O juiz confirmou a concessão da tutela antecipada, impedindo a apreensão de Bicudo pelo IBAMA, e determinou a concessão da guarda definitiva da ave à autora.
A decisão destacou a ausência de maus-tratos e a adaptação do papagaio ao ambiente familiar como fatores cruciais para a manutenção de sua guarda com Cleviane. Leia um trecho da decisão:
Ao contrário do que tenta narrar o IBAMA, a autora comprova documentalmente pelo atestado médico id 1883145160 que exerce bons tratos ao animal criado com estima no seio de sua família e que vem se desenvolvendo bem e saudável.
Os registros em rede social trazidos pelo IBAMA só reforçam a visão de autêntica estima havida entre o animal e a família, bem como a narrativa de que o animal está bem e é bem tratado.
Importante destacar, em contraponto às alegações do IBAMA de que o animal conseguiria se adaptar ao seu habitat original na natureza, que ele fora encontrado recém-nascido pela família, o que faz crer que ele dificilmente se adaptará ao ambiente natural.
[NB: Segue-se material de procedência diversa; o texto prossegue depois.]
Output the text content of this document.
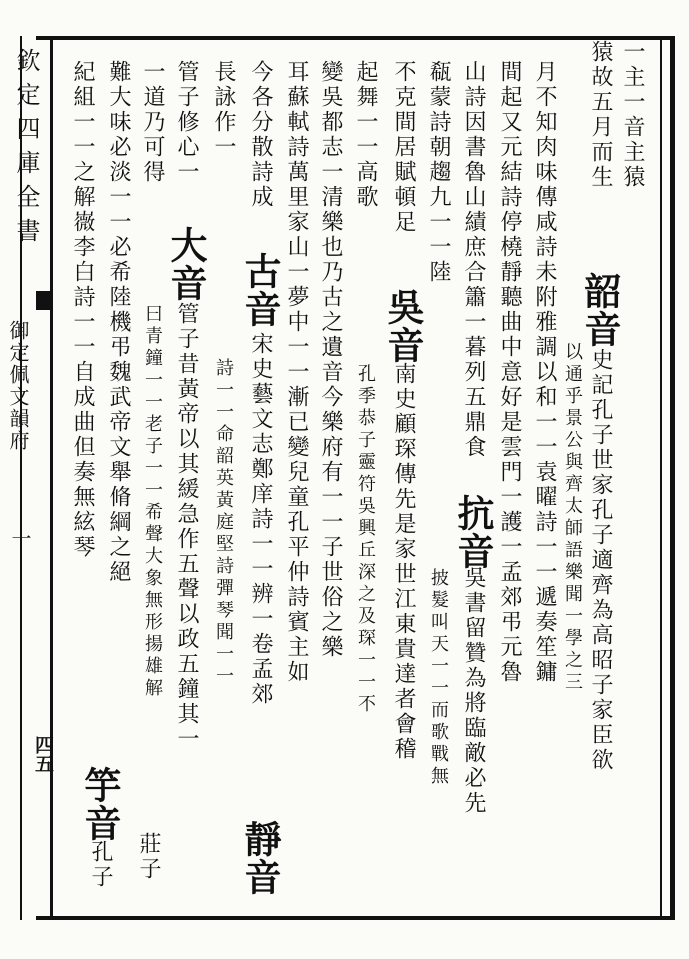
欽定四庫全書
御定佩文韻府
一
四五
一主一音主猿
猿故五月而生
韶音
史記孔子世家孔子適齊為高昭子家臣欲
以通乎景公與齊太師語樂聞一學之三
月不知肉味傳咸詩未附雅調以和一一袁曜詩一一遞奏笙鏞
間起又元結詩停橈靜聽曲中意好是雲門一護一孟郊弔元魯
山詩因書魯山績庶合簫一暮列五鼎食
抗音
吳書留贊為將臨敵必先
瓻蒙詩朝趨九一一陸
披髮叫天一一而歌戰無
不克間居賦頓足
吳音
南史顧琛傳先是家世江東貴達者會稽
起舞一一高歌
孔季恭子靈符吳興丘深之及琛一一不
變吳都志一清樂也乃古之遺音今樂府有一一子世俗之樂
耳蘇軾詩萬里家山一夢中一一漸已變兒童孔平仲詩賓主如
今各分散詩成
古音
宋史藝文志鄭庠詩一一辨一卷孟郊
靜音
長詠作一
詩一一命韶英黃庭堅詩彈琴聞一一
管子修心一
大音
管子昔黃帝以其緩急作五聲以政五鐘其一
一道乃可得
曰青鐘一一老子一一希聲大象無形揚雄解
難大味必淡一一必希陸機弔魏武帝文舉脩綱之絕
紀組一一之解嶶李白詩一一自成曲但奏無絃琴
竽音
莊子
孔子
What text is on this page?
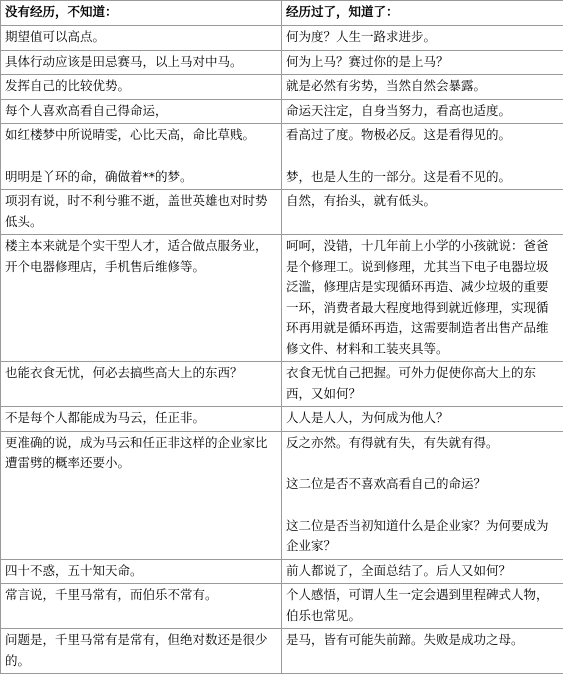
没有经历，不知道：	经历过了，知道了：

期望值可以高点。	何为度？人生一路求进步。

具体行动应该是田忌赛马，以上马对中马。	何为上马？赛过你的是上马？

发挥自己的比较优势。	就是必然有劣势，当然自然会暴露。

每个人喜欢高看自己得命运，	命运天注定，自身当努力，看高也适度。

如红楼梦中所说晴雯，心比天高，命比草贱。
明明是丫环的命，确做着**的梦。	看高过了度。物极必反。这是看得见的。
梦，也是人生的一部分。这是看不见的。

项羽有说，时不利兮骓不逝，盖世英雄也对时势低头。	自然，有抬头，就有低头。

楼主本来就是个实干型人才，适合做点服务业，开个电器修理店，手机售后维修等。	呵呵，没错，十几年前上小学的小孩就说：爸爸是个修理工。说到修理，尤其当下电子电器垃圾泛滥，修理店是实现循环再造、减少垃圾的重要一环，消费者最大程度地得到就近修理，实现循环再用就是循环再造，这需要制造者出售产品维修文件、材料和工装夹具等。

也能衣食无忧，何必去搞些高大上的东西？	衣食无忧自己把握。可外力促使你高大上的东西，又如何？

不是每个人都能成为马云，任正非。	人人是人人，为何成为他人？

更准确的说，成为马云和任正非这样的企业家比遭雷劈的概率还要小。	反之亦然。有得就有失，有失就有得。
这二位是否不喜欢高看自己的命运？
这二位是否当初知道什么是企业家？为何要成为企业家？

四十不惑，五十知天命。	前人都说了，全面总结了。后人又如何？

常言说，千里马常有，而伯乐不常有。	个人感悟，可谓人生一定会遇到里程碑式人物，伯乐也常见。

问题是，千里马常有是常有，但绝对数还是很少的。	是马，皆有可能失前蹄。失败是成功之母。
Logo, não tendo sido apontada nenhuma prova objetiva de cometimento de maus tratos ao animal e tendo sido suficientemente comprovado que ele cresce e se desenvolve bem e saudável, concluo que a melhor medida em sua defesa é mantê-lo com a parte autora.
III – DISPOSITIVO
Ante o exposto:
- INDEFIRO o pedido de retratação e mantenho a decisão id 1887493174 por seus próprios fundamentos;
- CONFIRMO a concessão de antecipação de tutela para determinar que o IBAMA se abstenha de proceder à apreensão do papagaio Bicudo, que se encontra na tutela da autora;
- JULGO PROCEDENTE o pedido formulado para determinar ao IBAMA que conceda a guarda definitiva do papagaio “Bicudo” à parte autora, adotando, isto posto, todos os atos necessários à sua regularização.
Conclusão
Como se sabe, o objetivo maior da legislação ambiental é a busca da efetiva proteção dos animais, devendo tal intenção do legislador guiar a interpretação do julgador em todos os casos em que se discute questão ambiental, não soando razoável, no processo interpretativo, ficar restrito ao elemento literal, devendo ele compreender todo o contexto que envolve a valoração dos fatos e da incidência da norma.
A apreensão para tentativa de devolução do papagaio “Bicudo” ao seu habitat natural, isto é, longe de Cleviane, não seria razoável, nem lhe proporcionaria proteção, tendo em vista que ninguém melhor que a própria Cleviane e sua família para cuidar de sua saúde e bem-estar, como já vem fazendo ao longo dos anos desde que o resgatou desnutrido e prestes a sucumbir à vida. Afinal, trata-se de ave que vive solta e tem livre acesso entre o ambiente doméstico e a floresta.
Na sentença, o Juiz ressaltou a importância de considerar o bem-estar do animal e a relação afetiva desenvolvida com seus cuidadores humanos. A manutenção da guarda de Bicudo com Cleviane demonstra um equilíbrio entre a proteção e bem estar dos animais, servindo como um precedente importante para casos futuros, e também reforça a necessidade de um olhar humano e compassivo na resolução de disputas que envolvem animais.